It was a great feeling earlier on this month to set off in my car full of ice blocks, tube racks, blue role, etc, and head off to Dorset for my first field trip of my PhD, and post-lockdown.
I am a first- (though soon to be second) year PhD student at the University of Exeter supervised by Prof. Will Gaze, Dr Anne Leonard (both from the University of Exeter), and Dr Andrew Singer (from the Centre for Ecology and Hydrology (CEH)), and funded through the Medical Research Foundation (MRF) AMR Training programme, and the University of Exeter through SWEEP.
Like so many others students, most of my PhD work came grinding to a halt once the university had to be closed when COVID-19 hit. A lot of my work had to shift online, making the most of my time to read papers, work on my literature review, plan later chapters, and do online training courses. I suspect I am not alone in saying that I have found the shift to home working and everything else that has come with lockdown very difficult.

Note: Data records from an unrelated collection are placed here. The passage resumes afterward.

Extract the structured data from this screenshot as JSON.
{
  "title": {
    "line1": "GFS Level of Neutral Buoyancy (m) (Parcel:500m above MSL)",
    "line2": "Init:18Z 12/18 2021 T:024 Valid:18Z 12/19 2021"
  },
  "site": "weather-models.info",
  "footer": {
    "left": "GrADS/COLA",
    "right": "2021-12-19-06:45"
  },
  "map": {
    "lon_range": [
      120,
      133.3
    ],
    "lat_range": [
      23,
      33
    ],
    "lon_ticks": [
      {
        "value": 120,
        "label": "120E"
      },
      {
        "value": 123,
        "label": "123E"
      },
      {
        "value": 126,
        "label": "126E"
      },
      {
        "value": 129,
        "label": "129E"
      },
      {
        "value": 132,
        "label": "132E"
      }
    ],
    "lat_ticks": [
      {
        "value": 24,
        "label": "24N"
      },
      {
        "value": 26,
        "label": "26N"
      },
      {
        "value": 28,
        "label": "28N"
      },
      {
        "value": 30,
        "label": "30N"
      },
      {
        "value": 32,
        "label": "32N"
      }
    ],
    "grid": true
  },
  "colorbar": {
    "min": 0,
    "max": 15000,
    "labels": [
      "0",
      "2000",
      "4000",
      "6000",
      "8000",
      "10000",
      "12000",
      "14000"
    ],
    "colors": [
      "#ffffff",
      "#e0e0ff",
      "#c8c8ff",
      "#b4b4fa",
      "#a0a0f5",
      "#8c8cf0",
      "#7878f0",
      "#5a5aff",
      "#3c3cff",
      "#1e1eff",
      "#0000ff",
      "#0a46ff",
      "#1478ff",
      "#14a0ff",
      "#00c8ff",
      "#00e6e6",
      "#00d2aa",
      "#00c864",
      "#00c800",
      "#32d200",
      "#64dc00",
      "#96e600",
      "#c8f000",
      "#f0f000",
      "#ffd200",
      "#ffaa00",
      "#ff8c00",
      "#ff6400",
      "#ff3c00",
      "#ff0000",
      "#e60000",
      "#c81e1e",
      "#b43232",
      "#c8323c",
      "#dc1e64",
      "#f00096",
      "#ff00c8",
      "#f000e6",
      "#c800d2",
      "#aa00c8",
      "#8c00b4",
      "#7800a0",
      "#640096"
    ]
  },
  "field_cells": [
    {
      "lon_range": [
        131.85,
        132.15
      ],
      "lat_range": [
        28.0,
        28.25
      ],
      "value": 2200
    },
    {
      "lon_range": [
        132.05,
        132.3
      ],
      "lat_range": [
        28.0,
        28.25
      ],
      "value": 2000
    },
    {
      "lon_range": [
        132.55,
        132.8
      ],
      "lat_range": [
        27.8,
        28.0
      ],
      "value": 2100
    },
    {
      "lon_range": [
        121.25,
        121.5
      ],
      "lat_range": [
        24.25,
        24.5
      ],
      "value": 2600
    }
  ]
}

Slowly, the campus started to open up again and we have been able to re-start laboratory work. It has still felt alien though, returning to short pre-booked lab shifts, complicated one-way systems, sanitisation stations what feels like every 20 yards, and near-empty buildings.

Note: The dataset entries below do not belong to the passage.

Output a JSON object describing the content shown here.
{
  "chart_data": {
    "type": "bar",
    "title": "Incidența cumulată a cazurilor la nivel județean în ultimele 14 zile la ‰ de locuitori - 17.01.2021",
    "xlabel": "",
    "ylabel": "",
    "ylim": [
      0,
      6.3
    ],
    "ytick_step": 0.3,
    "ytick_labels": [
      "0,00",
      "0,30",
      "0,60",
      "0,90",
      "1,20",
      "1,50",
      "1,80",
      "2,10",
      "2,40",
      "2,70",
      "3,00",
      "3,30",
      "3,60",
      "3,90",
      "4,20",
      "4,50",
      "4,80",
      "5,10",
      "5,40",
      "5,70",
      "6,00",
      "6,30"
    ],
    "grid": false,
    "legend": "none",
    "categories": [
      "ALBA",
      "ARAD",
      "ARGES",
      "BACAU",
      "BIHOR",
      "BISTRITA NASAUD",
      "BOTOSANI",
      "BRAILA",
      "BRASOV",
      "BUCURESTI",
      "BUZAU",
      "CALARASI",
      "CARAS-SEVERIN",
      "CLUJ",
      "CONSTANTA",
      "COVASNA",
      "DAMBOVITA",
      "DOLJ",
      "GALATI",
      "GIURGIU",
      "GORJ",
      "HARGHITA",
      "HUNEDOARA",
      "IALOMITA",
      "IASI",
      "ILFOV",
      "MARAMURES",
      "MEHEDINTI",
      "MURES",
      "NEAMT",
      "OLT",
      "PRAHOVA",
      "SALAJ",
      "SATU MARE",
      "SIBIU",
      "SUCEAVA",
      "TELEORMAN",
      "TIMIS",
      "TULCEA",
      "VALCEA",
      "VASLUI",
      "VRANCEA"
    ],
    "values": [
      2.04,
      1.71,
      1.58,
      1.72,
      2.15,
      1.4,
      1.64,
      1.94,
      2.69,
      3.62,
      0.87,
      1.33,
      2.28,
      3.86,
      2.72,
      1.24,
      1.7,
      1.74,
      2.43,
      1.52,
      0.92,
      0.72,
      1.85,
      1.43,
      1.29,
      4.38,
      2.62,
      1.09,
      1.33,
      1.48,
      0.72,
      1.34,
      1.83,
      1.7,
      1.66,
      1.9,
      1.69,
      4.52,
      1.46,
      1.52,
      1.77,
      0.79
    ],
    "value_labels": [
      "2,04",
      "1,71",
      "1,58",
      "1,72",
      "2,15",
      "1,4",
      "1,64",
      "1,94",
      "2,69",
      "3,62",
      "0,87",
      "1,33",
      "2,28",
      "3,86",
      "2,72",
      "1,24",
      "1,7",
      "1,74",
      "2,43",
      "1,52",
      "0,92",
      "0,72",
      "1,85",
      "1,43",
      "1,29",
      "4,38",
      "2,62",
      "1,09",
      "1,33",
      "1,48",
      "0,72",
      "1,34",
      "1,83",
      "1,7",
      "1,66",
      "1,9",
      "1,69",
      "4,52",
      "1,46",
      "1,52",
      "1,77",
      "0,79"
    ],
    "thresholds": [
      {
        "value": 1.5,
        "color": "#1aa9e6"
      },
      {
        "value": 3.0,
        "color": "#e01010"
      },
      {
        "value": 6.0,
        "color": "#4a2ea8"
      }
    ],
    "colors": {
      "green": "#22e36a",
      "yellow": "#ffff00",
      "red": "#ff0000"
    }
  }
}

My first field trip has been the most normal I have felt in months. I packed up the car, bleary-eyed at 8:30am (seriously who wakes up that early), and headed off on the 3½ hour journey down small country lanes to a mesocosm pond site (associated with Queen Mary University and the FDA) in what feels like the middle of nowhere. The views from the field site are fantastic, and I had beautiful sunshine the whole day, so thankfully I remembered a cap and sun cream.

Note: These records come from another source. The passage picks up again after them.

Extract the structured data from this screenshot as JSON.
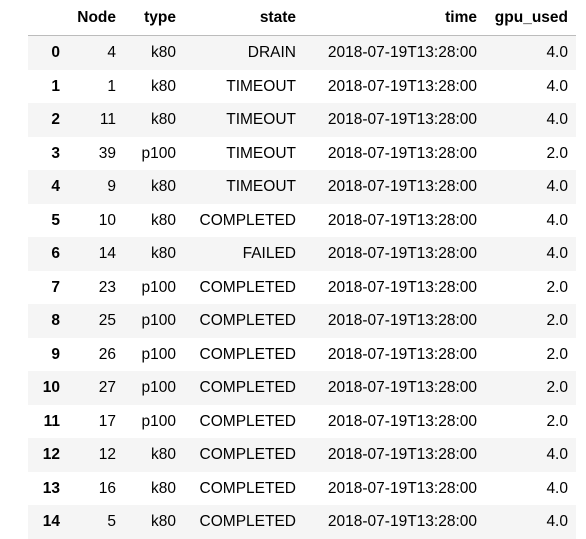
{
  "table": {
    "columns": [
      "",
      "Node",
      "type",
      "state",
      "time",
      "gpu_used"
    ],
    "rows": [
      {
        "index": "0",
        "node": "4",
        "type": "k80",
        "state": "DRAIN",
        "time": "2018-07-19T13:28:00",
        "gpu_used": "4.0"
      },
      {
        "index": "1",
        "node": "1",
        "type": "k80",
        "state": "TIMEOUT",
        "time": "2018-07-19T13:28:00",
        "gpu_used": "4.0"
      },
      {
        "index": "2",
        "node": "11",
        "type": "k80",
        "state": "TIMEOUT",
        "time": "2018-07-19T13:28:00",
        "gpu_used": "4.0"
      },
      {
        "index": "3",
        "node": "39",
        "type": "p100",
        "state": "TIMEOUT",
        "time": "2018-07-19T13:28:00",
        "gpu_used": "2.0"
      },
      {
        "index": "4",
        "node": "9",
        "type": "k80",
        "state": "TIMEOUT",
        "time": "2018-07-19T13:28:00",
        "gpu_used": "4.0"
      },
      {
        "index": "5",
        "node": "10",
        "type": "k80",
        "state": "COMPLETED",
        "time": "2018-07-19T13:28:00",
        "gpu_used": "4.0"
      },
      {
        "index": "6",
        "node": "14",
        "type": "k80",
        "state": "FAILED",
        "time": "2018-07-19T13:28:00",
        "gpu_used": "4.0"
      },
      {
        "index": "7",
        "node": "23",
        "type": "p100",
        "state": "COMPLETED",
        "time": "2018-07-19T13:28:00",
        "gpu_used": "2.0"
      },
      {
        "index": "8",
        "node": "25",
        "type": "p100",
        "state": "COMPLETED",
        "time": "2018-07-19T13:28:00",
        "gpu_used": "2.0"
      },
      {
        "index": "9",
        "node": "26",
        "type": "p100",
        "state": "COMPLETED",
        "time": "2018-07-19T13:28:00",
        "gpu_used": "2.0"
      },
      {
        "index": "10",
        "node": "27",
        "type": "p100",
        "state": "COMPLETED",
        "time": "2018-07-19T13:28:00",
        "gpu_used": "2.0"
      },
      {
        "index": "11",
        "node": "17",
        "type": "p100",
        "state": "COMPLETED",
        "time": "2018-07-19T13:28:00",
        "gpu_used": "2.0"
      },
      {
        "index": "12",
        "node": "12",
        "type": "k80",
        "state": "COMPLETED",
        "time": "2018-07-19T13:28:00",
        "gpu_used": "4.0"
      },
      {
        "index": "13",
        "node": "16",
        "type": "k80",
        "state": "COMPLETED",
        "time": "2018-07-19T13:28:00",
        "gpu_used": "4.0"
      },
      {
        "index": "14",
        "node": "5",
        "type": "k80",
        "state": "COMPLETED",
        "time": "2018-07-19T13:28:00",
        "gpu_used": "4.0"
      }
    ]
  },
  "colors": {
    "stripe": "#f5f5f5",
    "header_border": "#bcbcbc",
    "text": "#000000"
  }
}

I took some water quality readings (although the pH probe took so long to decide what the number was that I felt like I was training for the world’s longest squat, and my thighs still hurt), and sediment samples. I regretted not labelling my tubes the day before, but hopefully, I will have learnt my lesson for the next time.
I then began my long drive back, and after finishing up in the lab I headed home at 8:30pm. I realise that it’s weird to call a 12-hour day with 7 hours behind the wheel enjoyable, but I finally felt like I was getting back on track to normal. Now I just have to process everything.